After my brother died someone thoughtlessly expressed that I was now an only child. At the time, I didn’t have the presence of mind to explain how very wrong or insensitive this comment felt to me. Losing my only sibling didn’t make me an only .. it made me a one less. After all, who I am was shaped by a childhood of our shared experience.

We were opposites, my brother and I. So much so that I sometimes thought one of us must have been adopted or switched at birth. It didn’t seem possible that two people born from the same parents could have such contrasting interests or character traits.

Yet we were joined by the commonality of our upbringing. A lifetime of intertwined existence. Our love for each other not reduced by our innate differences.

I envied cultures in which people wail and keen openly, falling apoplectic .. their anguish on full display .. howled out to the world.

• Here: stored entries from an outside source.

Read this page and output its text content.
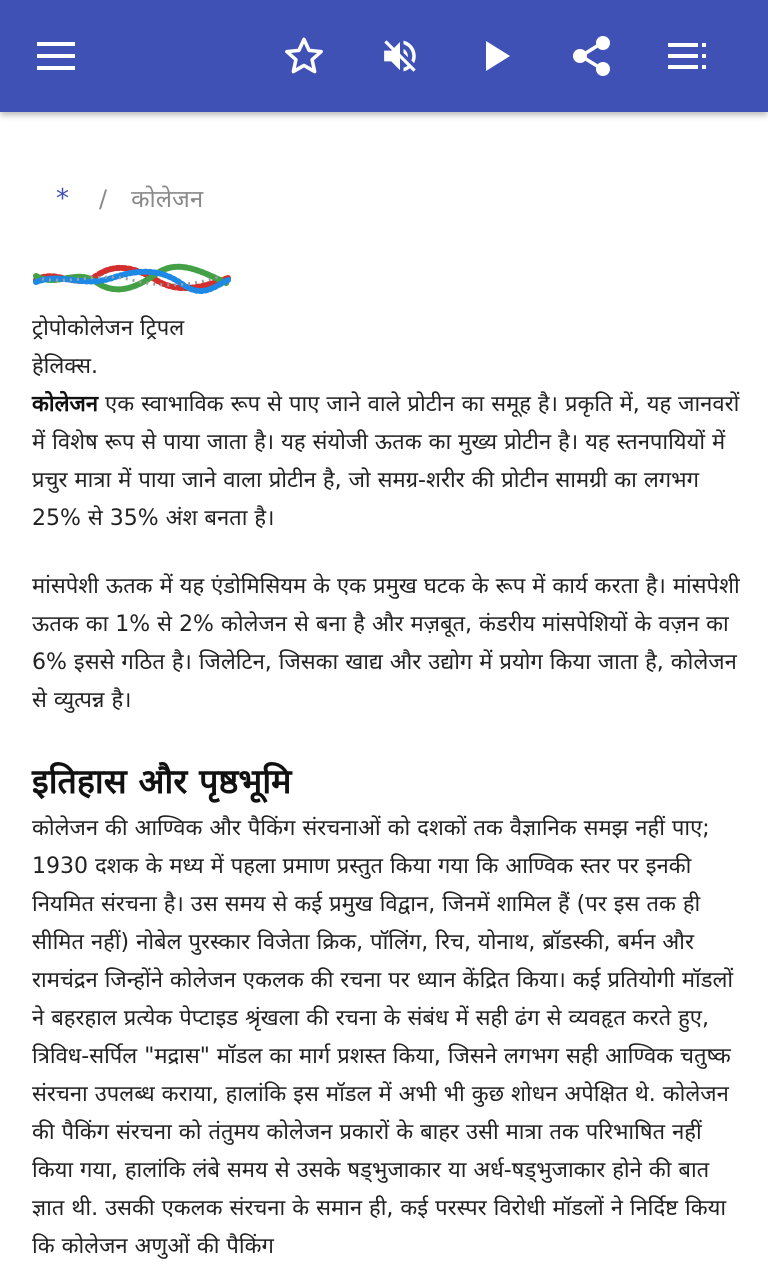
* / कोलेजन
ट्रोपोकोलेजन ट्रिपल हेलिक्स.

कोलेजन एक स्वाभाविक रूप से पाए जाने वाले प्रोटीन का समूह है। प्रकृति में, यह जानवरों में विशेष रूप से पाया जाता है। यह संयोजी ऊतक का मुख्य प्रोटीन है। यह स्तनपायियों में प्रचुर मात्रा में पाया जाने वाला प्रोटीन है, जो समग्र-शरीर की प्रोटीन सामग्री का लगभग 25% से 35% अंश बनता है।

मांसपेशी ऊतक में यह एंडोमिसियम के एक प्रमुख घटक के रूप में कार्य करता है। मांसपेशी ऊतक का 1% से 2% कोलेजन से बना है और मज़बूत, कंडरीय मांसपेशियों के वज़न का 6% इससे गठित है। जिलेटिन, जिसका खाद्य और उद्योग में प्रयोग किया जाता है, कोलेजन से व्युत्पन्न है।

इतिहास और पृष्ठभूमि

कोलेजन की आण्विक और पैकिंग संरचनाओं को दशकों तक वैज्ञानिक समझ नहीं पाए; 1930 दशक के मध्य में पहला प्रमाण प्रस्तुत किया गया कि आण्विक स्तर पर इनकी नियमित संरचना है। उस समय से कई प्रमुख विद्वान, जिनमें शामिल हैं (पर इस तक ही सीमित नहीं) नोबेल पुरस्कार विजेता क्रिक, पॉलिंग, रिच, योनाथ, ब्रॉडस्की, बर्मन और रामचंद्रन जिन्होंने कोलेजन एकलक की रचना पर ध्यान केंद्रित किया। कई प्रतियोगी मॉडलों ने बहरहाल प्रत्येक पेप्टाइड श्रृंखला की रचना के संबंध में सही ढंग से व्यवहृत करते हुए, त्रिविध-सर्पिल "मद्रास" मॉडल का मार्ग प्रशस्त किया, जिसने लगभग सही आण्विक चतुष्क संरचना उपलब्ध कराया, हालांकि इस मॉडल में अभी भी कुछ शोधन अपेक्षित थे. कोलेजन की पैकिंग संरचना को तंतुमय कोलेजन प्रकारों के बाहर उसी मात्रा तक परिभाषित नहीं किया गया, हालांकि लंबे समय से उसके षड्भुजाकार या अर्ध-षड्भुजाकार होने की बात ज्ञात थी. उसकी एकलक संरचना के समान ही, कई परस्पर विरोधी मॉडलों ने निर्दिष्ट किया कि कोलेजन अणुओं की पैकिंग
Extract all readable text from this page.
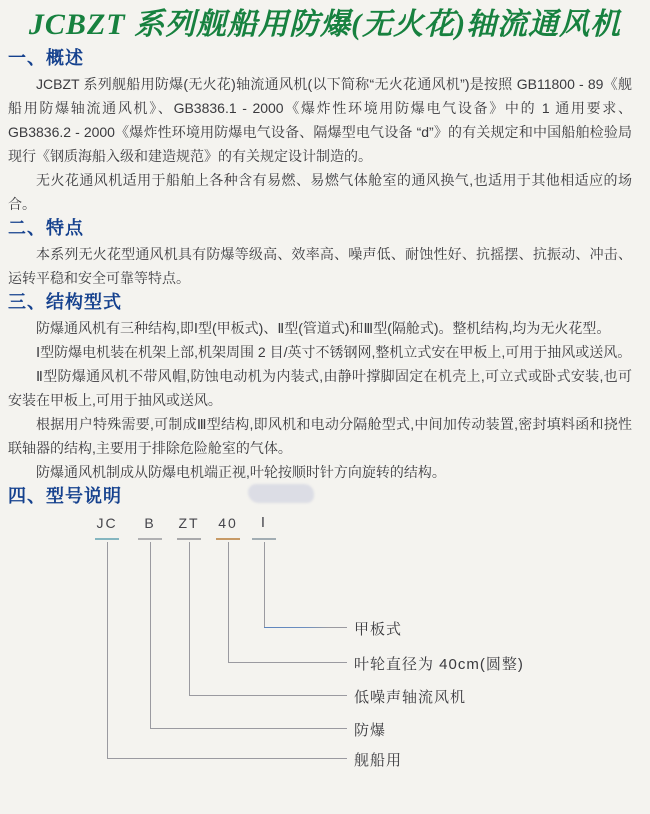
JCBZT 系列舰船用防爆(无火花)轴流通风机
一、概述

JCBZT 系列舰船用防爆(无火花)轴流通风机(以下简称“无火花通风机”)是按照 GB11800 - 89《舰船用防爆轴流通风机》、GB3836.1 - 2000《爆炸性环境用防爆电气设备》中的 1 通用要求、GB3836.2 - 2000《爆炸性环境用防爆电气设备、隔爆型电气设备 “d”》的有关规定和中国船舶检验局现行《钢质海船入级和建造规范》的有关规定设计制造的。

无火花通风机适用于船舶上各种含有易燃、易燃气体舱室的通风换气,也适用于其他相适应的场合。

二、特点

本系列无火花型通风机具有防爆等级高、效率高、噪声低、耐蚀性好、抗摇摆、抗振动、冲击、运转平稳和安全可靠等特点。

三、结构型式

防爆通风机有三种结构,即Ⅰ型(甲板式)、Ⅱ型(管道式)和Ⅲ型(隔舱式)。整机结构,均为无火花型。

Ⅰ型防爆电机装在机架上部,机架周围 2 目/英寸不锈钢网,整机立式安在甲板上,可用于抽风或送风。

Ⅱ型防爆通风机不带风帽,防蚀电动机为内装式,由静叶撑脚固定在机壳上,可立式或卧式安装,也可安装在甲板上,可用于抽风或送风。

根据用户特殊需要,可制成Ⅲ型结构,即风机和电动分隔舱型式,中间加传动装置,密封填料函和挠性联轴器的结构,主要用于排除危险舱室的气体。

防爆通风机制成从防爆电机端正视,叶轮按顺时针方向旋转的结构。

四、型号说明
JC	B	ZT	40	Ⅰ
舰船用
防爆
低噪声轴流风机
叶轮直径为 40cm(圆整)
甲板式
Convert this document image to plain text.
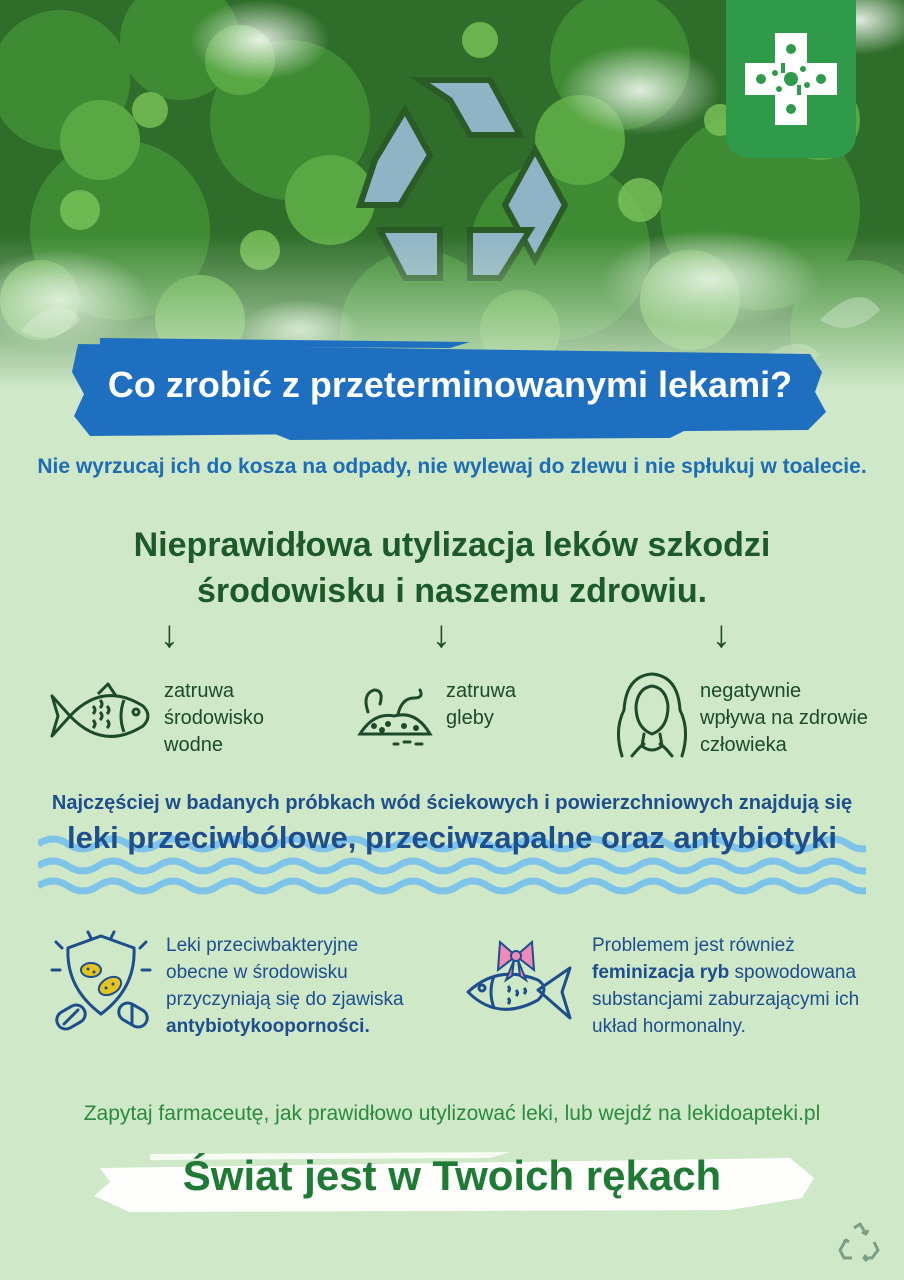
Co zrobić z przeterminowanymi lekami?
Nie wyrzucaj ich do kosza na odpady, nie wylewaj do zlewu i nie spłukuj w toalecie.
Nieprawidłowa utylizacja leków szkodzi
środowisku i naszemu zdrowiu.
↓	↓	↓
zatruwa
środowisko
wodne
zatruwa
gleby
negatywnie
wpływa na zdrowie
człowieka
Najczęściej w badanych próbkach wód ściekowych i powierzchniowych znajdują się
leki przeciwbólowe, przeciwzapalne oraz antybiotyki
Leki przeciwbakteryjne
obecne w środowisku
przyczyniają się do zjawiska
antybiotykooporności.
Problemem jest również
feminizacja ryb spowodowana
substancjami zaburzającymi ich
układ hormonalny.
Zapytaj farmaceutę, jak prawidłowo utylizować leki, lub wejdź na lekidoapteki.pl
Świat jest w Twoich rękach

Their grief no more real or painful, yet the acceptance to display the raw emotion of losing a loved one diminishing the bulk of heartache residing within. My own practice was one brought about by a lifetime of bearing witness to what, for me and mine, is an acceptable form of grieving. The expectation to put on a brave face so that others are not embarrassed by our sorrow.

The swallowing of these emotions takes up residence within us. The sheer volume leaving little room for anything else. Anguish is released privately, in small bursts .. yet never fully. It feeds on itself when left to it’s own devices .. becomes a part of who we are .. attaching to bone, muscle and sinew .. as much a part of our physical being as skin, hair and teeth.

We like to say we are a generation of enlightenment. Buzzwords such as mindfulness are cast about like confetti. It’s true that as a society we’ve grown in acceptance and inclusion .. but it’s minimal, these steps we’ve taken. We’re still products of our ancestry, of societal reality.

There ought to be a better way to express our condolences to those that have lost a loved one. The typical “I’m sorry for your loss” leaves no path for response or reflection. It simply enhances and exemplifies the aloneness of being left without.

My future burden is greater in becoming a one less. The care of my parents left solely to me. This in itself small, in comparison of the need to rely on my own judgement on how best to carry out this task.

I’m still angry at having been left. Angry at the injustice of a life taken too soon. Saddened by the loss of someone whose presence made so many lives brighter and whose lack of being leaves an unfillable void. Saddened too that the echo of my childhood has been extinguished .. my memories no longer reflected in the mirror of our siblinghood.